NOTE:  Senate Bill 463, in the NH Legislature, proposes to suspend the implementation of the death penalty until it can be ensured that it is not being imposed on innocent people. The NH State Senate will debate and vote on SB 463 on Thursday, March 3, 2016. The following is Bishop Hirschfeld's statement, shared as a Letter to the Editor for NH newspapers:

As the Senate deliberates SB 463, we can reasonably expect its members to consider carefully the strong reasons for the suspension of the Death Penalty in New Hampshire. These reasons range from capital punishment’s limited value as a deterrent to its exorbitant expense to the state in legal appeals to the many moral and religious proscriptions against the state taking human life.  All of the arguments against state-sponsored homicide are gaining traction across our nation, indeed, throughout the world, as more and more states and nations are suspending, if not outright eliminating, its practice.

Christians who observe Lent are moving closer to Good Friday, the solemn day when we contemplate, among other things, the futility of a public execution to accomplish its supporters’ intended and short-sighted goals.

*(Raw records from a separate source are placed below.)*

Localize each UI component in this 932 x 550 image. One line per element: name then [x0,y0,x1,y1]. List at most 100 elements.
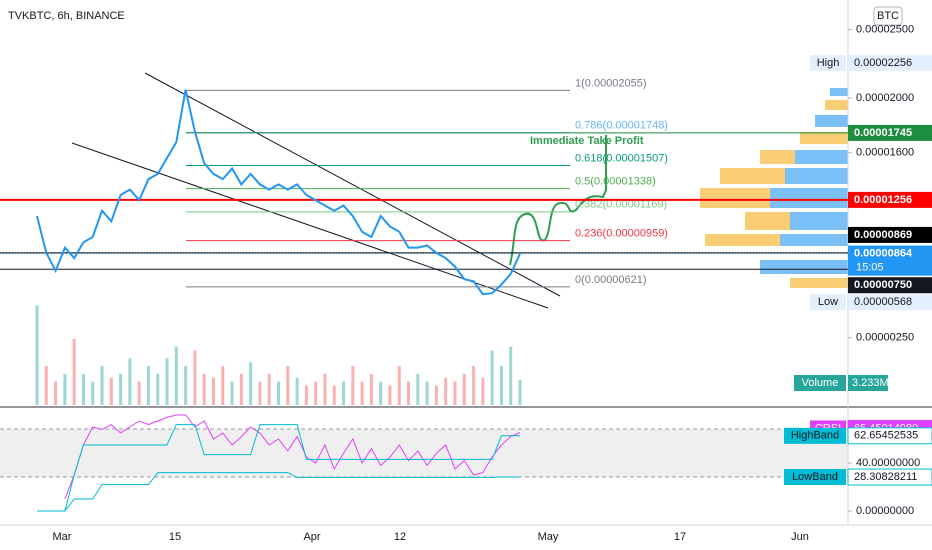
volume-bar [146,366,150,405]
volume-bar [277,381,280,405]
fib-label: 0.5(0.00001338) [575,176,656,188]
x-tick-label: May [538,531,559,543]
price-tag-value: 0.00000864 [854,248,913,260]
volume-bar [323,373,327,405]
volume-bar [239,373,243,405]
crsi-tick-label: 40.00000000 [856,457,920,469]
volume-bar [211,377,215,405]
y-tick-label: 0.00000250 [856,332,914,344]
fib-label: 0.618(0.00001507) [575,152,668,164]
volume-bar [44,366,48,405]
price-tag-value: 0.00000750 [854,279,912,291]
volume-bar [397,366,401,405]
volume-bar [453,381,457,405]
volume-bar [249,362,253,405]
volume-bar [100,366,104,405]
x-tick-label: 12 [394,531,406,543]
volume-bar [407,381,411,405]
volume-bar [221,366,225,405]
price-tag-name: Low [818,296,838,308]
price-tag [848,277,932,294]
volume-bar [193,350,197,405]
price-tag [848,54,932,71]
volume-bar [481,377,485,405]
price-tag [848,294,932,311]
price-tag [848,226,932,243]
fib-label: 0.236(0.00000959) [575,227,668,239]
volume-bar [332,385,336,405]
price-tag-name-box [810,294,846,311]
volume-bar [230,381,234,405]
crsi-line [37,472,520,512]
crsi-line [64,414,521,500]
crsi-tag [847,427,932,445]
volume-bar [54,381,58,405]
currency-button[interactable] [873,6,903,26]
volume-tag-name: Volume [802,377,839,389]
volume-bar [351,366,355,405]
volume-profile [700,88,848,288]
price-tag-value: 0.00000869 [854,229,912,241]
volume-bar [137,381,141,405]
volume-bar [81,373,85,405]
crsi-tag-name-box [784,427,846,444]
x-tick-label: Jun [791,531,809,543]
volume-tag-name-box [794,375,846,391]
volume-bar [425,381,429,405]
volume-bar [35,305,39,405]
y-tick-label: 0.00002500 [856,23,914,35]
crsi-band-fill [0,429,848,477]
fib-label: 1(0.00002055) [575,77,647,89]
volume-bar [128,358,132,405]
volume-bar [434,385,438,405]
annotation: Immediate Take Profit [530,135,644,147]
currency-label: BTC [877,10,899,22]
crsi-tag-name: LowBand [792,471,838,483]
trend-line [144,72,561,297]
volume-bar [72,338,76,405]
price-tag-value: 0.00000568 [854,296,912,308]
x-tick-label: 17 [674,531,686,543]
volume-bar [518,379,522,405]
projection-path [509,135,607,266]
price-tag-value: 0.00002256 [854,57,912,69]
volume-bar [174,346,178,405]
fib-label: 0.382(0.00001169) [575,199,667,211]
volume-bar [360,381,364,405]
volume-bar [286,366,290,405]
volume-bar [314,381,318,405]
price-tag-name-box [810,54,846,71]
price-tag-time: 15:05 [856,262,884,274]
volume-bar [165,358,169,405]
volume-bar [267,373,271,405]
volume-bar [499,366,503,405]
volume-bar [416,373,420,405]
volume-bar [379,381,383,405]
volume-bar [202,373,206,405]
y-tick-label: 0.00002000 [856,92,914,104]
volume-bar [109,377,113,405]
volume-bar [388,385,392,405]
fib-label: 0.786(0.00001748) [575,119,668,131]
crsi-tag-name: HighBand [791,430,839,442]
crsi-tag [847,468,932,486]
crsi-tick-label: 0.00000000 [856,505,914,517]
volume-tag [848,375,888,391]
x-tick-label: Mar [53,531,72,543]
volume-tag-value: 3.233M [852,377,889,389]
volume-bar [63,373,67,405]
volume-bar [156,373,160,405]
price-tag-value: 0.00001745 [854,127,912,139]
volume-bar [184,366,188,405]
volume-bar [295,377,299,405]
price-tag-value: 0.00001256 [854,194,912,206]
volume-bar [462,373,466,405]
price-tag [848,245,932,276]
crsi-tag-name-box [784,469,846,486]
volume-bar [369,373,373,405]
volume-bar [91,381,95,405]
volume-bar [472,366,476,405]
x-tick-label: Apr [303,531,320,543]
volume-bar [490,350,494,405]
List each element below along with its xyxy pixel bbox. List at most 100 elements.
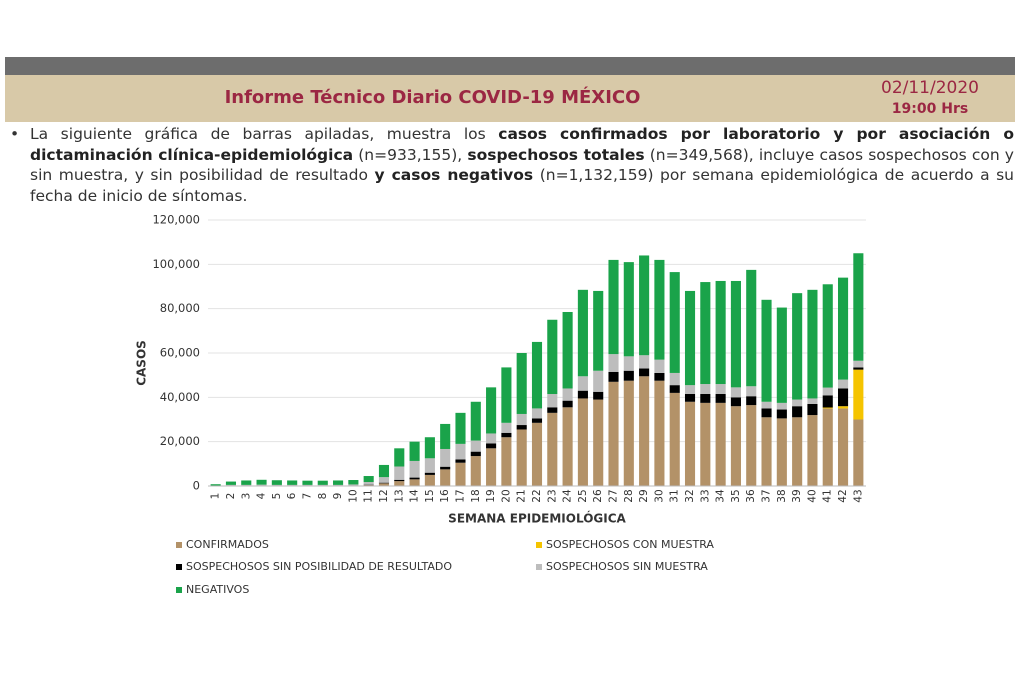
bar-segment bbox=[577, 289, 588, 377]
bar-segment bbox=[654, 380, 665, 486]
bar-segment bbox=[822, 284, 833, 388]
bar-segment bbox=[853, 360, 864, 368]
bar-segment bbox=[746, 386, 757, 397]
bar-segment bbox=[577, 376, 588, 391]
x-tick-label: 29 bbox=[638, 489, 650, 502]
bar-segment bbox=[623, 356, 634, 371]
bar-segment bbox=[669, 385, 680, 393]
bar-segment bbox=[715, 280, 726, 385]
x-tick-label: 34 bbox=[715, 489, 727, 503]
bar-segment bbox=[271, 484, 282, 486]
bar-segment bbox=[348, 484, 359, 486]
bar-segment bbox=[562, 311, 573, 389]
paragraph-segment: (n=1,132,159) por semana epidemiológica … bbox=[30, 166, 1015, 205]
bar-segment bbox=[639, 255, 650, 356]
x-tick-label: 17 bbox=[454, 489, 466, 502]
bar-segment bbox=[593, 391, 604, 400]
bar-segment bbox=[853, 367, 864, 370]
bar-segment bbox=[700, 384, 711, 395]
y-tick-label: 120,000 bbox=[152, 213, 200, 227]
bar-segment bbox=[700, 282, 711, 385]
bar-segment bbox=[684, 401, 696, 486]
bar-segment bbox=[776, 418, 787, 486]
bar-segment bbox=[715, 384, 726, 395]
y-tick-label: 0 bbox=[193, 479, 200, 493]
bar-segment bbox=[639, 355, 650, 369]
bar-segment bbox=[225, 481, 237, 485]
x-tick-label: 39 bbox=[791, 489, 803, 502]
bar-segment bbox=[378, 477, 390, 483]
x-tick-label: 33 bbox=[699, 489, 711, 502]
bar-segment bbox=[394, 481, 405, 486]
bar-segment bbox=[455, 459, 466, 463]
legend-swatch bbox=[176, 564, 182, 570]
x-tick-label: 37 bbox=[761, 489, 773, 502]
y-tick-label: 40,000 bbox=[160, 390, 200, 404]
legend-label: SOSPECHOSOS CON MUESTRA bbox=[546, 538, 714, 551]
bar-segment bbox=[608, 259, 619, 355]
bar-segment bbox=[608, 354, 619, 372]
bar-segment bbox=[363, 476, 374, 483]
bar-segment bbox=[715, 402, 726, 486]
x-tick-label: 22 bbox=[531, 489, 543, 502]
legend-swatch bbox=[176, 587, 182, 593]
bar-segment bbox=[837, 408, 849, 486]
bar-segment bbox=[241, 480, 252, 485]
bar-segment bbox=[378, 483, 390, 486]
paragraph-segment: (n=933,155), bbox=[353, 145, 468, 164]
bar-segment bbox=[837, 406, 849, 409]
x-tick-label: 2 bbox=[225, 493, 237, 500]
bar-segment bbox=[486, 433, 497, 444]
bar-segment bbox=[302, 484, 313, 486]
bar-segment bbox=[455, 443, 466, 460]
bar-segment bbox=[669, 372, 680, 386]
legend-label: NEGATIVOS bbox=[186, 583, 249, 596]
x-tick-label: 38 bbox=[776, 489, 788, 502]
top-bar bbox=[5, 57, 1015, 75]
x-tick-label: 13 bbox=[393, 489, 405, 502]
bar-segment bbox=[470, 451, 481, 457]
bar-segment bbox=[822, 387, 833, 396]
bar-segment bbox=[531, 408, 543, 419]
legend-swatch bbox=[176, 542, 182, 548]
bar-segment bbox=[516, 353, 527, 414]
bar-segment bbox=[654, 359, 665, 373]
x-tick-label: 21 bbox=[516, 489, 528, 502]
x-tick-label: 1 bbox=[210, 493, 222, 500]
bar-segment bbox=[730, 387, 741, 398]
x-tick-label: 8 bbox=[317, 493, 329, 500]
bar-segment bbox=[486, 443, 497, 449]
bar-segment bbox=[608, 381, 619, 486]
bar-segment bbox=[470, 456, 481, 486]
x-tick-label: 3 bbox=[240, 493, 252, 500]
bar-segment bbox=[837, 388, 849, 407]
y-tick-label: 20,000 bbox=[160, 434, 200, 448]
legend-swatch bbox=[536, 542, 542, 548]
x-tick-label: 6 bbox=[286, 492, 298, 499]
bar-segment bbox=[837, 277, 849, 380]
bar-segment bbox=[730, 406, 741, 486]
x-tick-label: 18 bbox=[470, 489, 482, 502]
bar-segment bbox=[807, 289, 818, 399]
bar-segment bbox=[210, 484, 221, 486]
bar-segment bbox=[776, 409, 787, 419]
x-tick-label: 24 bbox=[562, 489, 574, 503]
y-tick-label: 80,000 bbox=[160, 301, 200, 315]
bar-segment bbox=[378, 482, 390, 484]
bar-segment bbox=[440, 423, 451, 449]
bar-segment bbox=[455, 462, 466, 486]
bar-segment bbox=[654, 372, 665, 381]
x-tick-label: 41 bbox=[822, 489, 834, 502]
bar-segment bbox=[822, 395, 833, 408]
bar-segment bbox=[837, 379, 849, 389]
bar-segment bbox=[853, 253, 864, 361]
y-tick-label: 100,000 bbox=[152, 257, 200, 271]
bar-segment bbox=[730, 397, 741, 407]
bar-segment bbox=[409, 441, 420, 461]
paragraph-segment: (n=349,568), incluye casos sospechosos c… bbox=[30, 145, 1014, 185]
bar-segment bbox=[822, 408, 833, 486]
bar-segment bbox=[317, 480, 328, 485]
paragraph-segment: sospechosos totales bbox=[467, 145, 645, 164]
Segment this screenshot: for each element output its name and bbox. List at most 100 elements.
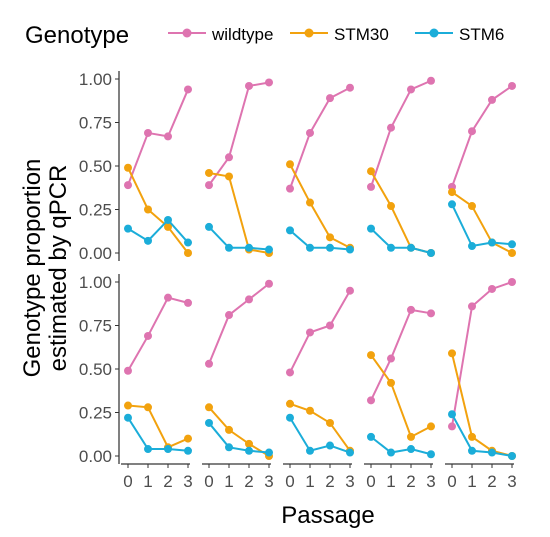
data-point-stm6 xyxy=(144,445,152,454)
data-point-stm30 xyxy=(144,403,152,412)
data-point-stm30 xyxy=(286,160,294,169)
series-line-stm6 xyxy=(208,422,270,454)
data-point-stm6 xyxy=(184,238,192,247)
data-point-wildtype xyxy=(346,286,354,295)
x-tick-label: 3 xyxy=(345,472,354,491)
data-point-wildtype xyxy=(286,368,294,377)
y-tick-label: 1.00 xyxy=(79,70,112,89)
data-point-stm30 xyxy=(205,168,213,177)
series-line-wildtype xyxy=(208,81,270,186)
data-point-wildtype xyxy=(205,181,213,190)
series-line-wildtype xyxy=(451,85,513,188)
data-point-wildtype xyxy=(124,366,132,375)
data-point-stm6 xyxy=(448,410,456,419)
data-point-wildtype xyxy=(184,298,192,307)
data-point-wildtype xyxy=(448,422,456,431)
data-point-stm6 xyxy=(184,446,192,455)
data-point-stm30 xyxy=(184,434,192,443)
series-line-wildtype xyxy=(289,290,351,373)
data-point-wildtype xyxy=(367,182,375,191)
data-point-stm30 xyxy=(427,422,435,431)
data-point-wildtype xyxy=(508,81,516,90)
data-point-wildtype xyxy=(326,321,334,330)
data-point-wildtype xyxy=(468,302,476,311)
data-point-stm6 xyxy=(265,245,273,254)
series-line-wildtype xyxy=(370,79,432,188)
data-point-stm30 xyxy=(448,349,456,358)
data-point-wildtype xyxy=(205,359,213,368)
series-line-stm30 xyxy=(127,404,189,449)
data-point-stm6 xyxy=(468,446,476,455)
panel-r0-c4 xyxy=(448,81,516,257)
data-point-stm6 xyxy=(508,452,516,460)
data-point-stm30 xyxy=(367,167,375,176)
data-point-stm30 xyxy=(124,401,132,410)
series-line-stm6 xyxy=(127,218,189,244)
legend-key-marker xyxy=(304,28,314,38)
data-point-stm30 xyxy=(306,406,314,415)
legend-key-marker xyxy=(429,28,439,38)
series-line-wildtype xyxy=(127,89,189,186)
series-line-stm30 xyxy=(127,167,189,254)
series-line-stm6 xyxy=(370,436,432,456)
data-point-wildtype xyxy=(265,279,273,288)
data-point-wildtype xyxy=(144,128,152,137)
x-tick-label: 1 xyxy=(305,472,314,491)
data-point-stm6 xyxy=(286,413,294,422)
series-line-wildtype xyxy=(451,281,513,427)
data-point-stm6 xyxy=(448,200,456,209)
data-point-wildtype xyxy=(164,132,172,141)
data-point-stm30 xyxy=(124,163,132,172)
x-axis-title: Passage xyxy=(281,502,374,529)
data-point-wildtype xyxy=(265,78,273,87)
data-point-stm30 xyxy=(407,432,415,441)
x-tick-label: 2 xyxy=(487,472,496,491)
data-point-wildtype xyxy=(407,305,415,314)
data-point-wildtype xyxy=(488,284,496,293)
data-point-stm6 xyxy=(488,448,496,457)
legend-title: Genotype xyxy=(25,22,129,49)
data-point-stm6 xyxy=(488,238,496,247)
y-axis-title-line-2: estimated by qPCR xyxy=(45,165,72,372)
y-tick-label: 0.75 xyxy=(79,114,112,133)
data-point-wildtype xyxy=(124,181,132,190)
data-point-wildtype xyxy=(367,396,375,405)
data-point-stm6 xyxy=(245,446,253,455)
data-point-wildtype xyxy=(508,278,516,286)
data-point-stm6 xyxy=(144,236,152,245)
data-point-stm6 xyxy=(326,441,334,450)
data-point-wildtype xyxy=(225,153,233,162)
data-point-stm6 xyxy=(245,243,253,252)
data-point-stm6 xyxy=(367,432,375,441)
data-point-stm6 xyxy=(468,242,476,251)
series-line-stm30 xyxy=(370,170,432,254)
x-tick-label: 1 xyxy=(386,472,395,491)
data-point-stm30 xyxy=(164,222,172,231)
data-point-stm6 xyxy=(387,448,395,457)
data-point-stm6 xyxy=(124,224,132,233)
data-point-wildtype xyxy=(346,83,354,92)
data-point-stm6 xyxy=(164,215,172,224)
x-tick-label: 3 xyxy=(507,472,516,491)
data-point-wildtype xyxy=(326,94,334,103)
data-point-stm30 xyxy=(326,233,334,242)
data-point-wildtype xyxy=(468,127,476,136)
series-line-stm30 xyxy=(208,171,270,254)
data-point-stm30 xyxy=(508,249,516,257)
data-point-stm6 xyxy=(387,243,395,252)
y-tick-label: 0.50 xyxy=(79,157,112,176)
series-line-stm6 xyxy=(289,229,351,251)
series-line-stm6 xyxy=(208,226,270,251)
data-point-stm6 xyxy=(286,226,294,235)
data-point-stm30 xyxy=(286,399,294,408)
series-line-stm6 xyxy=(451,203,513,248)
data-point-stm6 xyxy=(407,445,415,454)
data-point-stm6 xyxy=(164,445,172,454)
data-point-stm30 xyxy=(387,202,395,211)
data-point-stm6 xyxy=(427,450,435,459)
y-axis-title: Genotype proportion estimated by qPCR xyxy=(19,159,72,378)
series-line-stm30 xyxy=(289,402,351,452)
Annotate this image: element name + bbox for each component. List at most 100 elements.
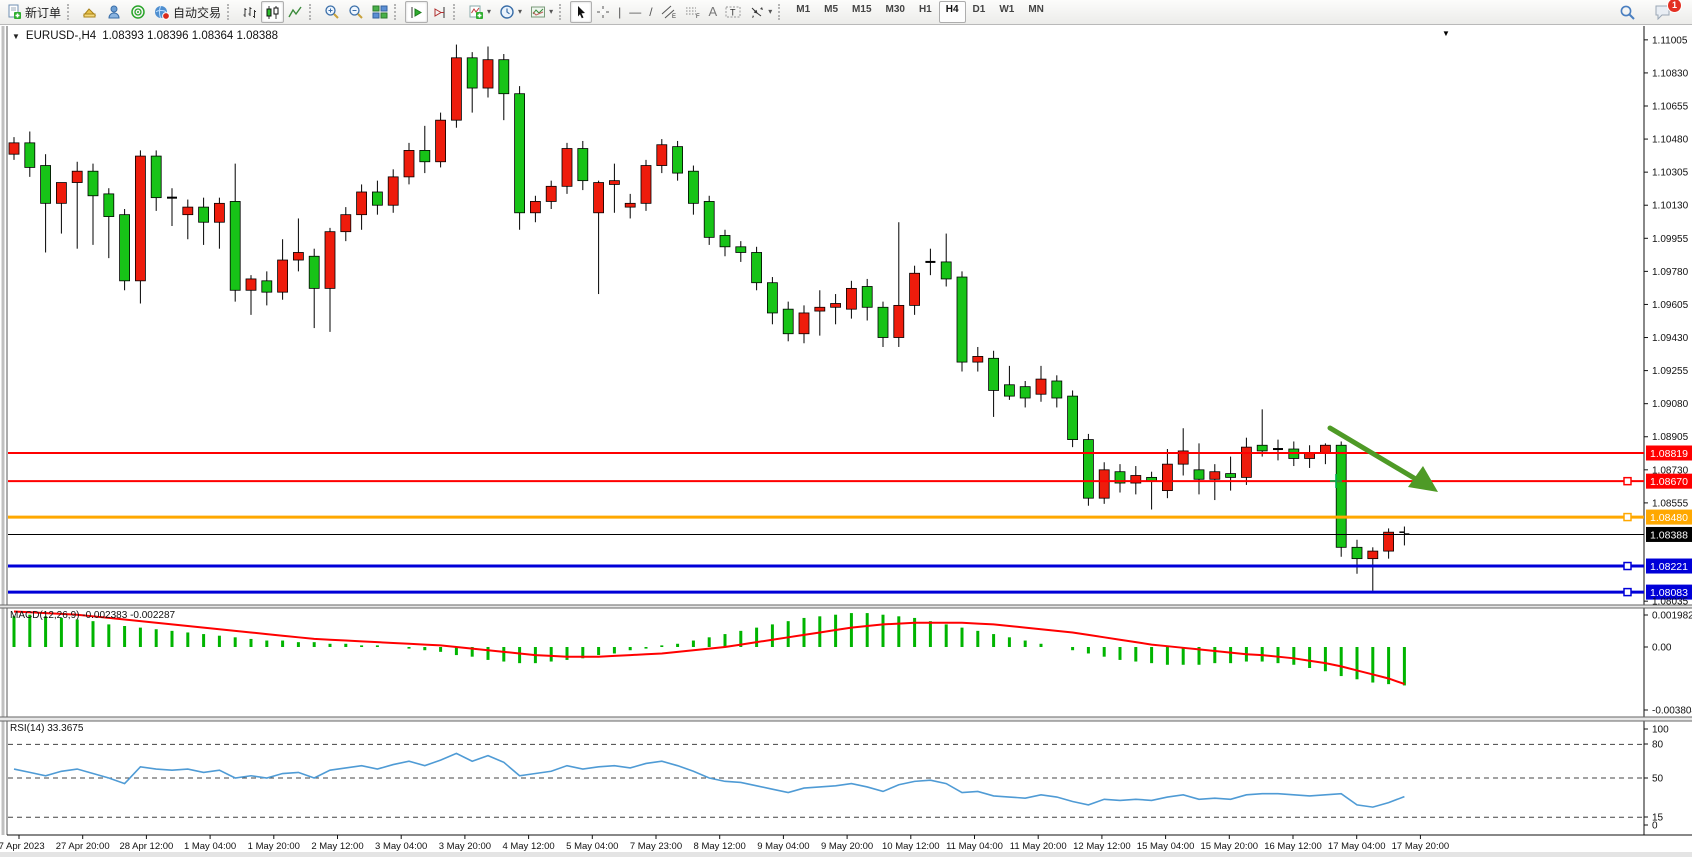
svg-text:1.09780: 1.09780 — [1652, 267, 1689, 278]
svg-text:1.10305: 1.10305 — [1652, 168, 1689, 179]
price-badge-text: 1.08480 — [1650, 512, 1688, 524]
chart-ohlc-values: 1.08393 1.08396 1.08364 1.08388 — [102, 30, 279, 42]
price-badge — [1646, 445, 1692, 461]
navigator-button[interactable] — [126, 1, 150, 23]
vertical-line-tool-button[interactable]: | — [614, 1, 625, 23]
auto-scroll-button[interactable] — [405, 1, 429, 23]
time-axis[interactable]: 27 Apr 2023 27 Apr 20:00 28 Apr 12:00 1 May… — [0, 835, 1449, 852]
text-label-icon: T — [725, 6, 741, 18]
indicator-axis[interactable]: 0.001982 0.00 -0.003804 100 80 50 150 — [1644, 611, 1692, 832]
crosshair-tool-button[interactable] — [592, 1, 614, 23]
price-badge — [1646, 526, 1692, 542]
chart-window[interactable]: ▼ EURUSD-,H4 1.08393 1.08396 1.08364 1.0… — [0, 25, 1692, 857]
indicators-icon — [469, 5, 484, 19]
community-chat-button[interactable]: 1 — [1650, 0, 1682, 23]
svg-text:1.10130: 1.10130 — [1652, 201, 1689, 212]
chat-badge: 1 — [1667, 0, 1682, 13]
template-icon — [531, 6, 546, 18]
cursor-tool-button[interactable] — [570, 1, 593, 23]
trendline-tool-button[interactable]: / — [645, 1, 656, 23]
arrows-tool-button[interactable]: ▾ — [745, 1, 776, 23]
timeframe-button-mn[interactable]: MN — [1028, 4, 1044, 15]
horizontal-line-1.08083[interactable]: 1.08083 — [8, 584, 1692, 600]
text-label-tool-button[interactable]: T — [721, 1, 745, 23]
horizontal-line-1.08480[interactable]: 1.08480 — [8, 509, 1692, 525]
periods-button[interactable]: ▾ — [495, 1, 526, 23]
templates-button[interactable]: ▾ — [526, 1, 557, 23]
price-badge-text: 1.08670 — [1650, 476, 1688, 488]
indicators-button[interactable]: ▾ — [464, 1, 495, 23]
search-button[interactable] — [1615, 1, 1640, 23]
macd-indicator-label: MACD(12,26,9) -0.002383 -0.002287 — [10, 610, 176, 621]
rsi-indicator-label: RSI(14) 33.3675 — [10, 723, 84, 734]
candlestick-series — [8, 44, 1410, 591]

The Christian convert Simone Weil, studying violence during the one of the most blood-soaked decades of the twentieth century, wrote: “Without room for reflection there is also no room for prudence and justice.”

Put in this context, SB463 is about more than the death penalty, more than a request to ensure ample room for reflection before making the only decision that cannot be revoked.  As well, this bill is a call to reclaim eroding civic dignity in a time of rampant and impetuous rage that is infecting and damaging the body of our society.  It is a call for civic restraint and increased protection from the rage-fueled impulsiveness that threatens to destroy the soul of this great state and nation.